Não digo que o nobre colega esteja equivocado, pois acontece muito isso que ele aponta, entre os miseráveis e entre nós que alimentamos essa gangorra da miséria. Porém eu posso lançar um olhar que ultrapassa o simples fato e se dirige a origem. O que causa essa população de miseráveis que a cada dia parece que aumenta mais? Afinal, se eu ou qualquer pessoa tivesse nascido nas condições daquele miserável, será que teríamos um destino diferente do deles?
Prefiro olhar pelas lentes do Evangelho e procurar ajudá-los, mesmo sabendo que de lá é que surgem os criminosos que realizam tanta violência na comunidade. A melhoria do aparato policial, o aumento do número de cadeias, não está resolvendo a situação. Procurar entrar no foco da miséria e dentro dela ver o que é possível fazer para corrigir um pouco do mal engendrado.

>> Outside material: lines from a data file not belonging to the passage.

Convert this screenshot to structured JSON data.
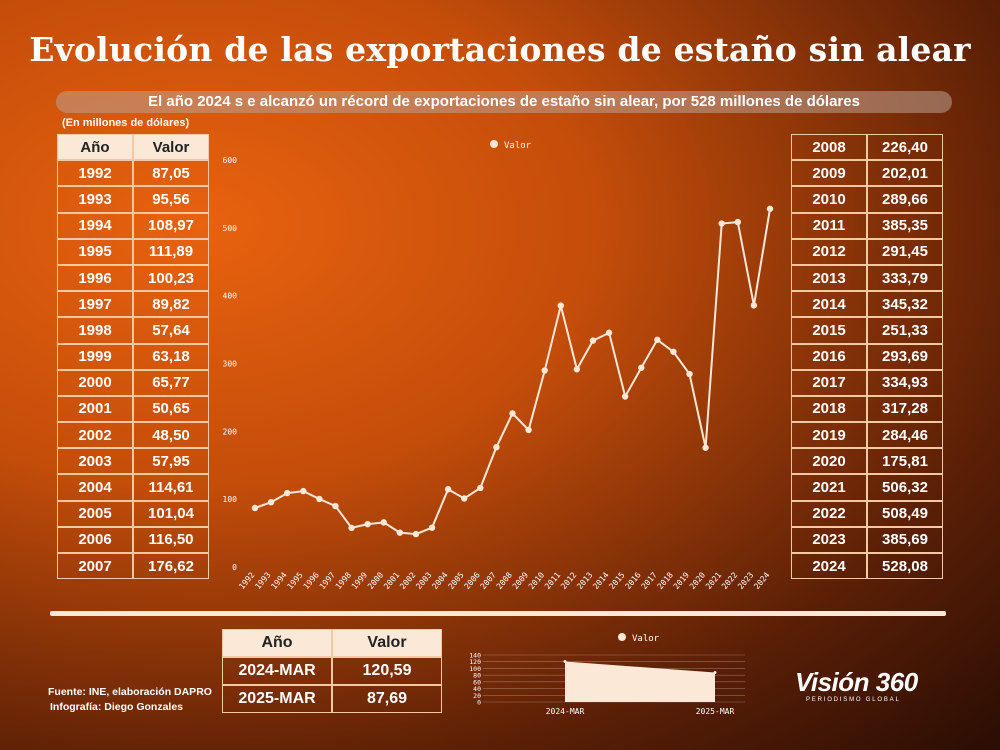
{
  "title": "Evolución de las exportaciones de estaño sin alear",
  "subtitle": "El año 2024 s e alcanzó un récord de exportaciones de estaño sin alear, por 528 millones de dólares",
  "unit_note": "(En millones de dólares)",
  "table_headers": {
    "year": "Año",
    "value": "Valor"
  },
  "left_table": [
    [
      "1992",
      "87,05"
    ],
    [
      "1993",
      "95,56"
    ],
    [
      "1994",
      "108,97"
    ],
    [
      "1995",
      "111,89"
    ],
    [
      "1996",
      "100,23"
    ],
    [
      "1997",
      "89,82"
    ],
    [
      "1998",
      "57,64"
    ],
    [
      "1999",
      "63,18"
    ],
    [
      "2000",
      "65,77"
    ],
    [
      "2001",
      "50,65"
    ],
    [
      "2002",
      "48,50"
    ],
    [
      "2003",
      "57,95"
    ],
    [
      "2004",
      "114,61"
    ],
    [
      "2005",
      "101,04"
    ],
    [
      "2006",
      "116,50"
    ],
    [
      "2007",
      "176,62"
    ]
  ],
  "right_table": [
    [
      "2008",
      "226,40"
    ],
    [
      "2009",
      "202,01"
    ],
    [
      "2010",
      "289,66"
    ],
    [
      "2011",
      "385,35"
    ],
    [
      "2012",
      "291,45"
    ],
    [
      "2013",
      "333,79"
    ],
    [
      "2014",
      "345,32"
    ],
    [
      "2015",
      "251,33"
    ],
    [
      "2016",
      "293,69"
    ],
    [
      "2017",
      "334,93"
    ],
    [
      "2018",
      "317,28"
    ],
    [
      "2019",
      "284,46"
    ],
    [
      "2020",
      "175,81"
    ],
    [
      "2021",
      "506,32"
    ],
    [
      "2022",
      "508,49"
    ],
    [
      "2023",
      "385,69"
    ],
    [
      "2024",
      "528,08"
    ]
  ],
  "bottom_table": [
    [
      "2024-MAR",
      "120,59"
    ],
    [
      "2025-MAR",
      "87,69"
    ]
  ],
  "footer": {
    "source": "Fuente: INE, elaboración DAPRO",
    "credit": "Infografía: Diego Gonzales"
  },
  "logo": {
    "name": "Visión 360",
    "tagline": "PERIODISMO GLOBAL"
  },
  "colors": {
    "line": "#fbe8d6",
    "accent": "#e8620f"
  },
  "chart_data": [
    {
      "type": "line",
      "legend": "Valor",
      "legend_position": "top",
      "x": [
        "1992",
        "1993",
        "1994",
        "1995",
        "1996",
        "1997",
        "1998",
        "1999",
        "2000",
        "2001",
        "2002",
        "2003",
        "2004",
        "2005",
        "2006",
        "2007",
        "2008",
        "2009",
        "2010",
        "2011",
        "2012",
        "2013",
        "2014",
        "2015",
        "2016",
        "2017",
        "2018",
        "2019",
        "2020",
        "2021",
        "2022",
        "2023",
        "2024"
      ],
      "series": [
        {
          "name": "Valor",
          "values": [
            87.05,
            95.56,
            108.97,
            111.89,
            100.23,
            89.82,
            57.64,
            63.18,
            65.77,
            50.65,
            48.5,
            57.95,
            114.61,
            101.04,
            116.5,
            176.62,
            226.4,
            202.01,
            289.66,
            385.35,
            291.45,
            333.79,
            345.32,
            251.33,
            293.69,
            334.93,
            317.28,
            284.46,
            175.81,
            506.32,
            508.49,
            385.69,
            528.08
          ]
        }
      ],
      "yticks": [
        0,
        100,
        200,
        300,
        400,
        500,
        600
      ],
      "ylim": [
        0,
        600
      ],
      "grid": false
    },
    {
      "type": "area",
      "legend": "Valor",
      "legend_position": "top",
      "x": [
        "2024-MAR",
        "2025-MAR"
      ],
      "series": [
        {
          "name": "Valor",
          "values": [
            120.59,
            87.69
          ]
        }
      ],
      "yticks": [
        0,
        20,
        40,
        60,
        80,
        100,
        120,
        140
      ],
      "ylim": [
        0,
        140
      ],
      "grid": true
    }
  ]
}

Os dois projetos que estão sendo desenvolvidos dentro da comunidade tem esse objetivo. Sei que eles vão exigir doação da parte de quem se voluntarie e também uma grande dose de paciência. Paciência em todos os aspectos, entre nós que já estamos dentro do projeto, entre aqueles prováveis parceiros que tem o potencial de participar e entre os próprios beneficiados.
Muita gente que reclama e na hora de fazer alguma coisa não consegue estar junto; alguns esquecem, outros colocam diversas prioridades... e o trabalho termina morrendo por inanição.
Paciência comigo mesmo, pois eu vejo tantas falhas nas boas intenções que não se realizam, mas que existem também falhas comigo mesmo. O nível de doação que eu deveria ter é muito pequeno, tendo em vista o meu potencial. O trabalho que eu poderia fazer é desperdiçado em outras atividades sem o mínimo valor dentro do projeto.
Tudo isso parece traças dentro do conjunto do trabalho que deveríamos realizar. O coitadísmo que Francisco Daudt identifica na sociedade com relação aos miseráveis que expõe as suas misérias em troca da caridade daqueles que se sentem culpados, tem um alcance muito maior... atinge também a nós, que com toda a inteligência e condições materiais, com boas intenções, e mesmo assim não conseguimos fazer a contento o trabalho que o Pai espera de nós.